Fatal legionella pneumonia after fludarabine treatment in chronic lymphocytic leukaemia

  1. A Hendrick
  1. South Tyneside District Hospital, Harton Lane, South Shields, Tyne and Wear NE34 OPL, UK A.Hendrick{at}eem.sthct.northy.nhs.uk

      Treatment of chronic lymphocytic leukaemia (CLL) with nucleoside analogues may cause T cell dysfunction, thereby predisposing to opportunistic infections in addition to bacterial infections as a result of neutropenia and humoral immune dysfunction.1 The following case provides an example of fatal legionella pneumonia arising in these circumstances.

      A 62 year old male non-smoker had obtained a good partial response after completing four courses of fludarabine treatment for relapse of stage B CLL. He had been treated at diagnosis 2½12 years ago with chlorambucil and epirubicin but had never received corticosteroids.

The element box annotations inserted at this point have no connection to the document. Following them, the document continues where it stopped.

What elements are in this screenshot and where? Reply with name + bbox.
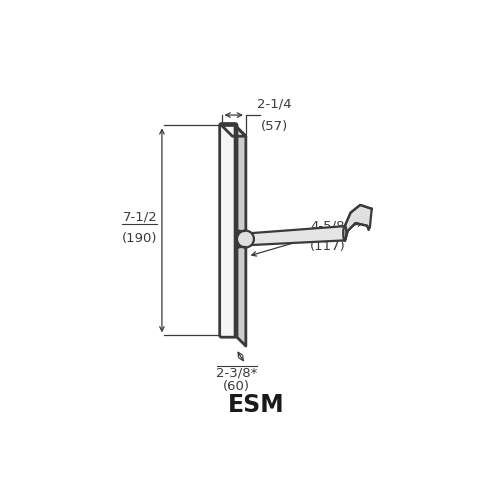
- Polygon shape: [222, 126, 246, 136]
- Ellipse shape: [236, 230, 240, 248]
- Text: 7-1/2: 7-1/2: [122, 210, 158, 224]
- Text: 4-5/8: 4-5/8: [311, 219, 346, 232]
- Text: 2-1/4: 2-1/4: [258, 98, 292, 110]
- Text: 2-3/8*: 2-3/8*: [216, 366, 258, 379]
- Text: ESM: ESM: [228, 392, 284, 416]
- Polygon shape: [252, 226, 345, 245]
- Text: (190): (190): [122, 232, 158, 245]
- Ellipse shape: [344, 226, 346, 241]
- Ellipse shape: [237, 230, 254, 248]
- Text: (60): (60): [224, 380, 250, 392]
- Polygon shape: [345, 205, 372, 240]
- Text: (57): (57): [261, 120, 288, 132]
- FancyBboxPatch shape: [220, 124, 237, 337]
- Polygon shape: [235, 126, 246, 346]
- Text: (117): (117): [310, 240, 346, 253]
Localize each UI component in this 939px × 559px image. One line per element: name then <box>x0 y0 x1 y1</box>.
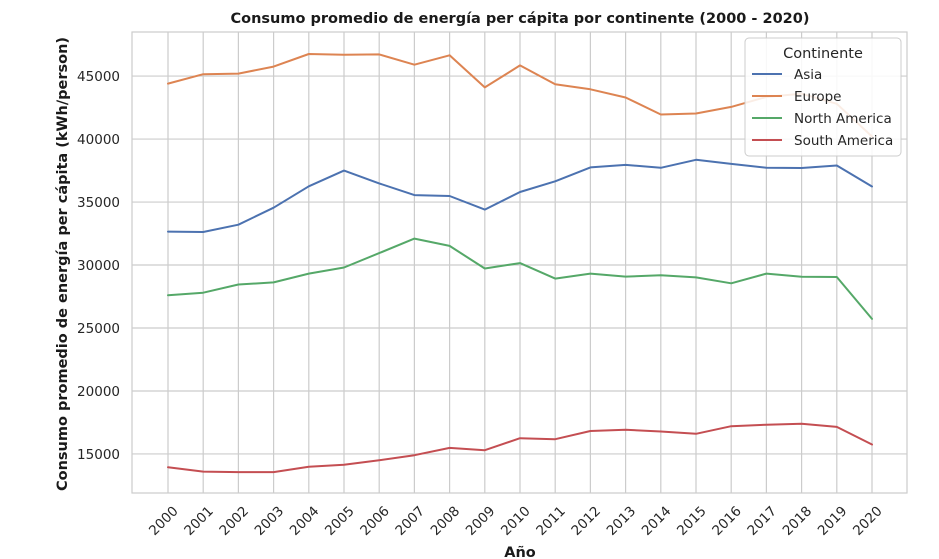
y-tick-label: 35000 <box>77 195 120 211</box>
y-tick-label: 20000 <box>77 384 120 400</box>
y-axis-label: Consumo promedio de energía per cápita (… <box>55 37 71 491</box>
x-tick-label: 2004 <box>287 503 323 539</box>
x-tick-label: 2018 <box>780 503 816 539</box>
x-tick-label: 2003 <box>252 503 288 539</box>
x-tick-label: 2019 <box>815 503 851 539</box>
x-tick-label: 2012 <box>568 503 604 539</box>
legend-label-north-america: North America <box>794 111 892 127</box>
x-tick-label: 2002 <box>216 503 252 539</box>
x-tick-labels: 2000 2001 2002 2003 2004 2005 2006 2007 2008 2009… <box>146 503 886 539</box>
x-tick-label: 2014 <box>639 503 675 539</box>
y-tick-label: 45000 <box>77 69 120 85</box>
y-tick-label: 40000 <box>77 132 120 148</box>
legend-box <box>744 37 902 157</box>
series-line-asia <box>167 158 873 233</box>
y-tick-labels: 15000 20000 25000 30000 35000 40000 45000 <box>77 69 120 463</box>
x-tick-label: 2001 <box>181 503 217 539</box>
chart-title: Consumo promedio de energía per cápita p… <box>231 11 810 27</box>
x-tick-label: 2009 <box>463 503 499 539</box>
x-tick-label: 2016 <box>709 503 745 539</box>
plot-frame <box>131 31 908 494</box>
legend-label-asia: Asia <box>794 67 822 83</box>
x-tick-label: 2020 <box>850 503 886 539</box>
legend-label-europe: Europe <box>794 89 841 105</box>
legend-items: Asia Europe North America South America <box>752 67 893 149</box>
x-tick-label: 2008 <box>428 503 464 539</box>
x-tick-label: 2007 <box>392 503 428 539</box>
x-tick-label: 2000 <box>146 503 182 539</box>
x-tick-label: 2011 <box>533 503 569 539</box>
series-line-south-america <box>167 422 873 474</box>
x-tick-label: 2005 <box>322 503 358 539</box>
x-tick-label: 2010 <box>498 503 534 539</box>
legend-title: Continente <box>783 46 863 62</box>
y-tick-label: 25000 <box>77 321 120 337</box>
y-tick-label: 30000 <box>77 258 120 274</box>
x-axis-label: Año <box>504 545 536 559</box>
x-tick-label: 2017 <box>744 503 780 539</box>
legend: Continente Asia Europe North America South … <box>744 37 902 157</box>
series-lines <box>167 53 873 474</box>
x-tick-label: 2015 <box>674 503 710 539</box>
legend-label-south-america: South America <box>794 133 893 149</box>
x-tick-label: 2013 <box>604 503 640 539</box>
x-tick-label: 2006 <box>357 503 393 539</box>
y-tick-label: 15000 <box>77 447 120 463</box>
series-line-north-america <box>167 237 873 320</box>
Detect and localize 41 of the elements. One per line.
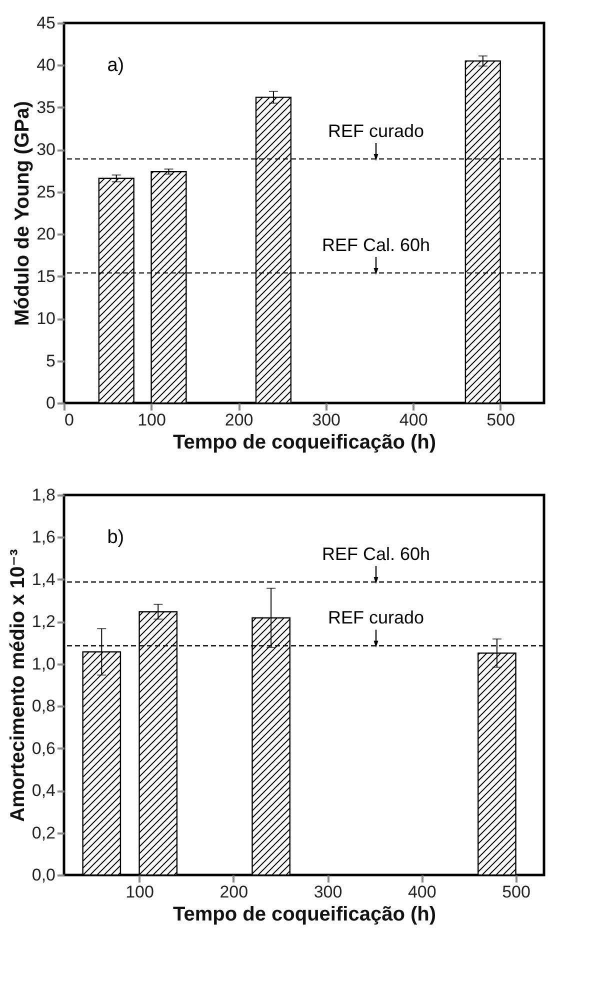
- y-tick-label: 40: [36, 56, 56, 75]
- y-tick-label: 35: [36, 98, 56, 117]
- x-tick-label: 200: [224, 410, 254, 430]
- x-tick-label: 400: [399, 410, 428, 430]
- x-tick-label: 0: [64, 410, 74, 430]
- ref-line-label: REF Cal. 60h: [322, 544, 430, 564]
- y-tick-label: 0,4: [32, 781, 56, 800]
- x-tick-label: 500: [502, 882, 530, 902]
- x-tick-label: 300: [314, 882, 342, 902]
- ref-line-label: REF curado: [328, 608, 424, 628]
- y-axis-title: Amortecimento médio x 10⁻³: [6, 548, 29, 822]
- y-tick-label: 45: [36, 14, 56, 32]
- ref-line-label: REF Cal. 60h: [322, 234, 430, 255]
- ref-line-label: REF curado: [328, 120, 424, 141]
- x-tick-label: 200: [220, 882, 248, 902]
- y-tick-label: 10: [36, 309, 56, 328]
- x-tick-label: 100: [138, 410, 166, 430]
- x-tick-label: 300: [312, 410, 341, 430]
- y-tick-label: 0,6: [32, 738, 56, 758]
- y-tick-label: 1,2: [32, 612, 56, 632]
- y-tick-label: 5: [46, 351, 56, 370]
- y-axis-title: Módulo de Young (GPa): [12, 101, 34, 326]
- x-axis-title: Tempo de coqueificação (h): [173, 432, 436, 454]
- y-tick-label: 1,4: [32, 570, 56, 589]
- y-tick-label: 0: [46, 394, 56, 412]
- y-tick-label: 1,0: [32, 654, 56, 674]
- y-tick-label: 1,6: [32, 528, 56, 547]
- y-tick-label: 1,8: [32, 486, 56, 504]
- y-tick-label: 20: [36, 224, 56, 244]
- y-tick-label: 25: [36, 182, 56, 202]
- x-tick-label: 500: [486, 410, 516, 430]
- y-tick-label: 0,2: [32, 823, 56, 842]
- annotation: a): [107, 54, 124, 76]
- x-tick-label: 100: [126, 882, 154, 902]
- y-tick-label: 0,8: [32, 696, 56, 716]
- y-tick-label: 30: [36, 140, 56, 160]
- x-axis-title: Tempo de coqueificação (h): [173, 904, 436, 926]
- annotation: b): [107, 526, 124, 548]
- x-tick-label: 400: [408, 882, 436, 902]
- y-tick-label: 15: [36, 266, 56, 286]
- y-tick-label: 0,0: [32, 866, 56, 884]
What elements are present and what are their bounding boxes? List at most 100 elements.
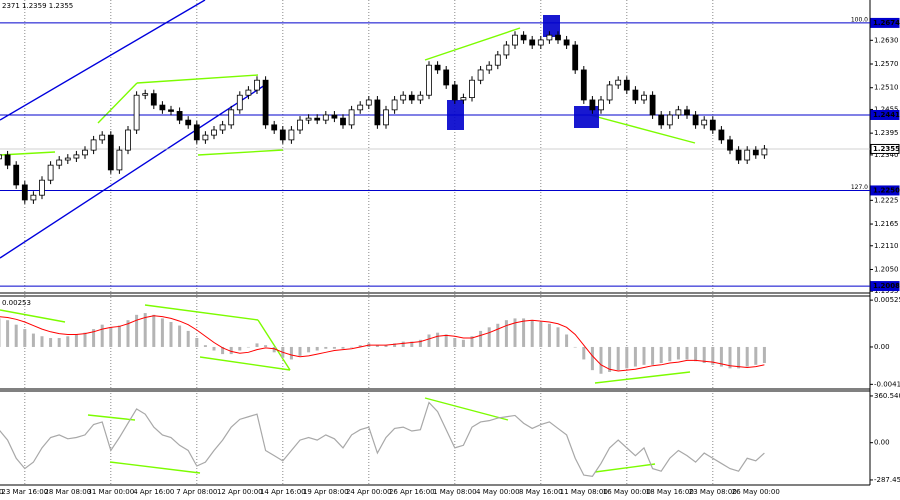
candle-body [417,94,424,101]
candle-body [271,124,278,131]
candle-body [168,109,174,112]
candle-body [107,134,114,171]
y-tick-label: 0.00 [874,439,890,447]
histogram-bar [410,341,414,347]
histogram-bar [264,345,268,347]
candle-body [709,119,716,131]
y-tick-label: -0.00419 [874,380,900,388]
histogram-bar [547,323,551,347]
histogram-bar [31,333,35,347]
level-label-box [870,185,900,196]
divergence-line [0,309,66,323]
histogram-bar [745,346,749,367]
histogram-bar [582,346,586,360]
histogram-bar [754,346,758,365]
y-tick-label: 1.2455 [874,105,899,113]
histogram-bar [444,334,448,347]
histogram-bar [74,334,78,347]
histogram-bar [315,346,319,351]
histogram-bar [152,314,156,347]
histogram-bar [590,346,594,371]
candle-body [133,94,140,131]
level-label: 1.2441 [873,111,900,119]
candle-body [262,79,269,126]
x-tick-label: 14 Apr 16:00 [260,488,306,496]
histogram-bar [160,318,164,347]
candle-body [589,99,596,111]
candle-body [340,117,346,126]
histogram-bar [625,346,629,369]
candle-body [211,129,217,136]
candle-body [99,134,106,141]
candle-body [82,149,88,156]
histogram-bar [324,346,328,349]
histogram-bar [479,330,483,347]
level-label-box [870,281,900,292]
candle-body [383,109,389,126]
y-tick-label: 1.2570 [874,60,899,68]
candle-body [563,39,570,46]
candle-body [546,34,553,41]
x-tick-label: 12 Apr 00:00 [217,488,263,496]
histogram-bar [427,334,431,347]
divergence-line [144,304,259,321]
x-tick-label: 7 Apr 08:00 [176,488,217,496]
x-tick-label: 26 Apr 16:00 [389,488,435,496]
panel-title: 0.00253 [2,299,31,307]
divergence-line [197,149,284,156]
histogram-bar [453,338,457,347]
candle-body [56,159,63,166]
level-tag: 127.0 [851,184,868,191]
y-tick-label: 1.2050 [874,265,899,273]
candle-body [426,64,432,96]
histogram-bar [608,346,612,372]
candle-body [314,117,321,121]
level-tag: 100.0 [851,16,868,23]
y-tick-label: 1.2630 [874,36,899,44]
candle-body [4,154,11,166]
candle-body [21,184,28,201]
histogram-bar [393,343,397,347]
candle-body [236,94,243,111]
histogram-bar [737,346,741,369]
histogram-bar [668,346,672,362]
y-tick-label: 1.2110 [874,242,899,250]
candle-body [90,139,97,151]
histogram-bar [57,338,61,347]
candle-body [47,164,54,181]
candle-body [666,114,673,126]
candle-body [598,99,604,111]
histogram-bar [126,320,130,347]
histogram-bar [513,318,517,347]
candle-body [486,64,493,71]
x-tick-label: 26 May 00:00 [732,488,780,496]
candle-body [159,104,166,111]
histogram-bar [504,320,508,347]
x-tick-label: 20 [0,488,3,496]
candle-body [752,149,759,156]
y-tick-label: 1.2510 [874,84,899,92]
histogram-bar [616,346,620,371]
candle-body [125,129,131,151]
y-tick-label: -287.457 [874,476,900,484]
histogram-bar [470,336,474,347]
histogram-bar [298,346,302,356]
divergence-line [594,463,656,473]
histogram-bar [229,346,233,355]
zone-marker [543,15,560,37]
candle-body [64,157,71,161]
divergence-line [97,82,138,124]
candle-body [116,149,123,171]
histogram-bar [6,320,10,347]
x-tick-label: 8 May 16:00 [519,488,563,496]
histogram-bar [702,346,706,364]
candle-body [451,84,458,101]
candle-body [348,109,355,126]
divergence-line [424,27,521,61]
histogram-bar [23,329,27,347]
candle-body [494,54,501,66]
histogram-bar [496,323,500,347]
histogram-bar [221,346,225,355]
histogram-bar [169,321,173,347]
x-tick-label: 23 Mar 16:00 [1,488,48,496]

His general health had been good and he had continued in full time employment throughout. He developed “flu-like” symptoms just before returning to the UK from holiday in Spain and was prescribed co-amoxiclav by his general practitioner immediately on arrival. The next day he was admitted to hospital under a general medical team with lobar pneumonia and commenced treatment with ceftazidime. Clarithomycin, ciprofloxacin, and rifampicin were added soon after Legionella pneumophilia was suspected (and later confirmed) to be the casual organism, but he died two days later.

      There are approximately 200 cases of legionnaire's disease notified each year to the National Surveillance Scheme in England and Wales, of which half are associated with overseas travel, mainly to Spain or Greece. Immunosuppression, usually from corticosteroids or human immunodeficiency virus (HIV) infection, is known to predispose to infection and to increase mortality, as is chronic pulmonary disease.2 Of the haematological diseases, the risk of legionella seems highest in hairy cell leukaemia, possibly because of impairment of monocyte function, and has been seen after treatment with 2 chloro-2`-deoxyadenosine.3 Opportunistic infections after treatment with fludarabine are usually seen with advanced Rai stage, severe neutropenia, impaired renal function, or concomitant prednisolone treatment.1 Legionella is uncommon in CLL,2 although it has been described after treatment with fludarabine.4

      Treatment with co-trimoxazole is recommended for prophylaxis against pneumocystis in patients receiving nucleoside analogues but it is unclear from its use in HIV infected patients whether this decreases the risk of legionella infection.5 With the increasing use of fludarabine as a first line treatment, the number of treated patients with CLL who are fit enough to consider travelling abroad will probably increase. Because patients may present for medical help to those unfamiliar with immunosuppression after treatment with nucleoside analogues, the carrying of an alert card specifying infective and transfusion risks seems warranted.